Tarihi Şahsiyetler

Ah­med İhsan Tokgöz Kimdir, Hayatı, Eserleri, Edebi Kişiliği

Ah­med İhsan Tokgöz. (1867-1942) Gazeteci, matbaacı, yayımcı ve siyaset adamı.

Aslen Kastamonu’nun Taşköprü kazasındandır. Tokgözoğlu Saraç Abdurrahman Ağa ailesinden olduğu için soyadı kanunu çıkınca Tokgöz soyadını almıştır. Babasının memuriyette bulun­duğu Erzurum’da doğdu. Büyük baba­sı İstanbul defterdarı Muhtar Efendi, babası ise Erzurum, Piriştine, İşkodra. Kastamonu, İstanbul, Şam, Ankara, Bur­sa defterdarlıklarında ve İstanbul Şû­rayi Mâlî ile Patent Meclisi âzalıklarında bulunan Ahmed Hâlid Bey’dir. Çocuk­luğunu babası ile birlikte dolaştığı çe­şitli yerlerde geçirdiğinden sürekli mek­tep değiştirmek zorunda kaldı. Sam As­kerî Rüşdiyesi (1880) ile Üsküdar İdâdîsi’ni bitirdi. Küçük yaşta öğrenmeye başladığı Fransızca’yı Şam Askerî Rüşdiyesi’nde ve daha sonra o yıllarda Anka­ra’da sürgünde bulunan gazeteci Agâh Efendi’den ders alarak ilerletti. Henüz Mekteb-i Mülkiyede talebe iken Fran­sızca’dan ilk tercüme eseri yayımlandı. Diran Kelekyan Efendi’nin Er­meni harfli Türkçe mecmuası Cihan”da ve Mustafa Asım Bey’in Şafak mecmu­asında tercüme ve telif yazıları neşre­dildi (1886). Daha sonra memuriyeti de­vam ederken Tercümân-ı Hakikat ga­zetesinde de tercüme makaleleri çıktı (1889). Mekteb-i Mülkiye’yi bitirince Ha­riciye Tercüme Kalemi’nde memurluğa başladı (1886) ve oradan Tophane Müşirliği’nde tercümanlığa geçti (1887).

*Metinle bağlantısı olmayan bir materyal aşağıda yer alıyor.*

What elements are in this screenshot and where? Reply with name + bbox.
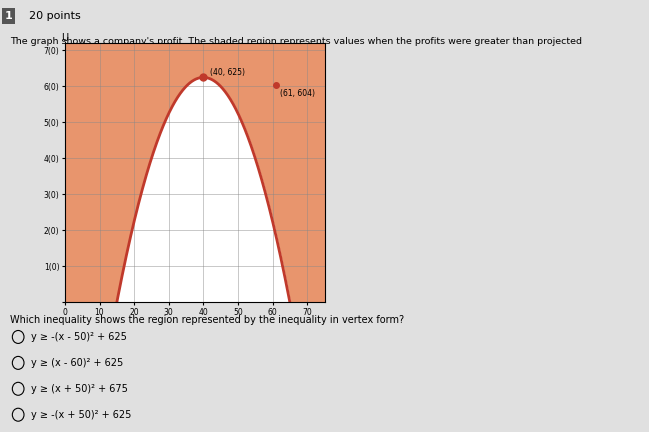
Text: y ≥ (x + 50)² + 675: y ≥ (x + 50)² + 675 [31, 384, 128, 394]
Text: 20 points: 20 points [29, 11, 81, 21]
Text: Which inequality shows the region represented by the inequality in vertex form?: Which inequality shows the region repres… [10, 315, 404, 325]
Text: (61, 604): (61, 604) [280, 89, 315, 98]
Text: U: U [62, 33, 68, 43]
Text: The graph shows a company's profit. The shaded region represents values when the: The graph shows a company's profit. The … [10, 37, 582, 46]
Text: y ≥ (x - 60)² + 625: y ≥ (x - 60)² + 625 [31, 358, 123, 368]
Text: y ≥ -(x + 50)² + 625: y ≥ -(x + 50)² + 625 [31, 410, 132, 420]
Text: y ≥ -(x - 50)² + 625: y ≥ -(x - 50)² + 625 [31, 332, 127, 342]
Text: (40, 625): (40, 625) [210, 67, 245, 76]
Text: 1: 1 [5, 11, 12, 21]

Bir yandan memurluğa devam eder­ken diğer yandan da 1303’te (1887) Üm­ran ismiyle haftalık bir dergi yayımlamaya başladı; ancak devrin hükümeti bütün dergilerin ruhsatlarını iptal edin­ce Ümran 29. sayısında kapandı (1304/1888). Ahmed İhsan da­ha sonra Jules Verne’in Seksen Günde Devr-i Âlem’inı tercüme ve neşrede­rek yayımcılığa başladı (1890) Yaptığı bu ve diğer tercümelerle Jules Verne’in memleketimizde tanınmasını ve sevil­mesini sağladı.

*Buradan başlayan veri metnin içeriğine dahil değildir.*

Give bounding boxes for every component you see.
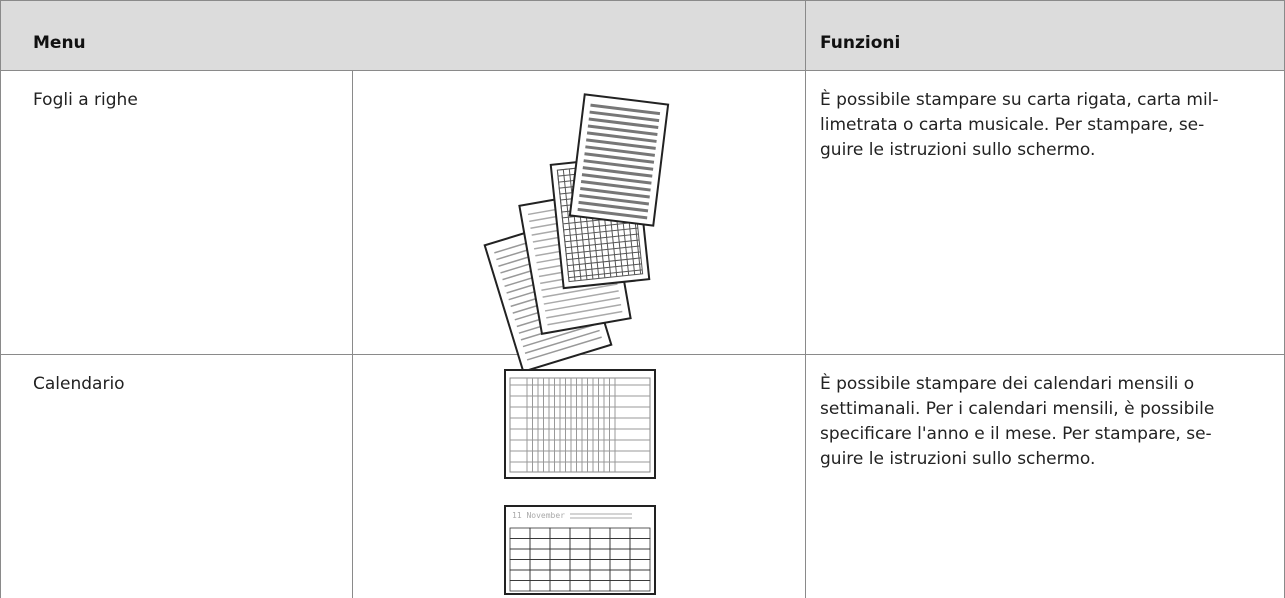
ruling xyxy=(584,152,655,164)
grid xyxy=(568,168,582,281)
calendar-weekly xyxy=(504,369,656,479)
description: È possibile stampare dei calendari mensi… xyxy=(820,372,1214,472)
ruling xyxy=(524,329,600,354)
ruling xyxy=(585,145,656,157)
grid xyxy=(566,251,641,261)
grid xyxy=(563,221,638,231)
header-functions: Funzioni xyxy=(820,33,901,53)
ruling xyxy=(544,297,621,312)
ruling xyxy=(578,200,649,213)
grid xyxy=(562,169,576,281)
description: È possibile stampare su carta rigata, ca… xyxy=(820,88,1219,163)
ruling xyxy=(587,124,658,136)
description-line: È possibile stampare su carta rigata, ca… xyxy=(820,90,1219,110)
header-menu: Menu xyxy=(33,33,86,53)
grid xyxy=(565,239,640,249)
ruling xyxy=(589,110,660,123)
description-line: specificare l'anno e il mese. Per stampa… xyxy=(820,424,1212,444)
grid xyxy=(566,245,640,255)
ruling xyxy=(543,290,619,305)
ruling xyxy=(586,131,657,143)
ruling xyxy=(581,173,652,185)
ruling xyxy=(590,103,661,116)
ruling xyxy=(526,336,602,361)
description-line: guire le istruzioni sullo schermo. xyxy=(820,140,1096,160)
calendar-caption: 11 November xyxy=(512,511,565,520)
description-line: limetrata o carta musicale. Per stampare… xyxy=(820,115,1205,135)
ruling xyxy=(522,323,598,348)
grid xyxy=(564,227,638,237)
grid xyxy=(567,257,642,267)
ruling xyxy=(546,303,622,319)
ruling xyxy=(582,166,653,178)
grid xyxy=(564,233,639,243)
menu-item: Calendario xyxy=(33,374,125,394)
calendar-frame xyxy=(509,377,651,473)
menu-item: Fogli a righe xyxy=(33,90,138,110)
grid xyxy=(568,269,643,279)
ruling xyxy=(580,186,650,199)
ruling xyxy=(586,138,656,150)
grid xyxy=(556,170,570,282)
ruling xyxy=(547,310,623,326)
description-line: settimanali. Per i calendari mensili, è … xyxy=(820,399,1215,419)
description-line: È possibile stampare dei calendari mensi… xyxy=(820,374,1195,394)
description-line: guire le istruzioni sullo schermo. xyxy=(820,449,1096,469)
paper-sheet xyxy=(568,93,670,227)
calendar-cell xyxy=(629,580,651,592)
ruling xyxy=(579,193,650,206)
header-bg xyxy=(0,0,1285,70)
ruling xyxy=(577,207,648,220)
grid xyxy=(567,263,642,273)
ruling xyxy=(583,159,654,171)
ruling xyxy=(542,283,618,298)
ruling xyxy=(580,180,651,192)
ruling xyxy=(588,117,659,130)
illustrations: 11 November xyxy=(483,93,670,595)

Aslında kendisini bütünüyle yayımcılı­ğa ve matbaacılığa vermek isteyen Ah­med İhsan, 1890’da memurluktan ayrı­larak aynı yıl Âlem Matbaası sahibi Mus­tafa ve diğer arkadaşı Asım ile Âlem Matbaası Ahmed İhsan ve Şürekâsı basınevini kurdu. O yıllarda çok basit olan Türk matbaacılığını Batı tekniğiyle do­natmak için 1891’de Avrupa’ya incele­me gezisine çıkan Ahmed İhsan dönü­şünde matbaasını bazı teknik imkân­larla donattı ve ülkede ilk defa çinkografi ve klişehaneye sahip Türk matba­asını kurdu. Bu seyahati hakkındaki in­celemesini Avrupa’da Ne Gördüm adıyla yayımladı. Ahmed İhsan’ın matbaacılık yılları memleketin en karışık dönemidir. Bu dönemde mat­baasının ticarî unvanını ve binasını bir­kaç kere değiştirmiş, sırayla Âlem Mat­baası Ahmed İhsan ve Şürekâsı, Ahmed İhsan Matbaası ve Şürekâsı, Matbaa-i İhsan, Ahmed İhsan ve Şürekâsı Matba­acılık Osmanlı Şirketi. Matbaa-i Ahmed İhsan ve Şürekâsı unvanlarını kullan­mış, son olarak Ahmed İhsan Matba­ası ismini ölümüne kadar korumuştur. Matbaasını Ebüssuud caddesinden Eski Zaptiye caddesine, oradan Babıâli bina­sı karşısına, nihayet Nuruosmaniye’de yaptırdığı kendi binasına nakletmiştir. ölümüne kadar devam ettirdiği matba­acılık ve yayımcılıkta Türk kültürüne ka­zandırdığı altmış üç eserin kırk doku­zunu kendi matbaasında basmıştır. Ba­sın yayın dünyasına yaptığı hizmetler­den dolayı, II. Meşrutiyet’te ihdas edi­len “Maarif nişanı” ilk defa Ahmed İhsan’a verilmiştir (1910).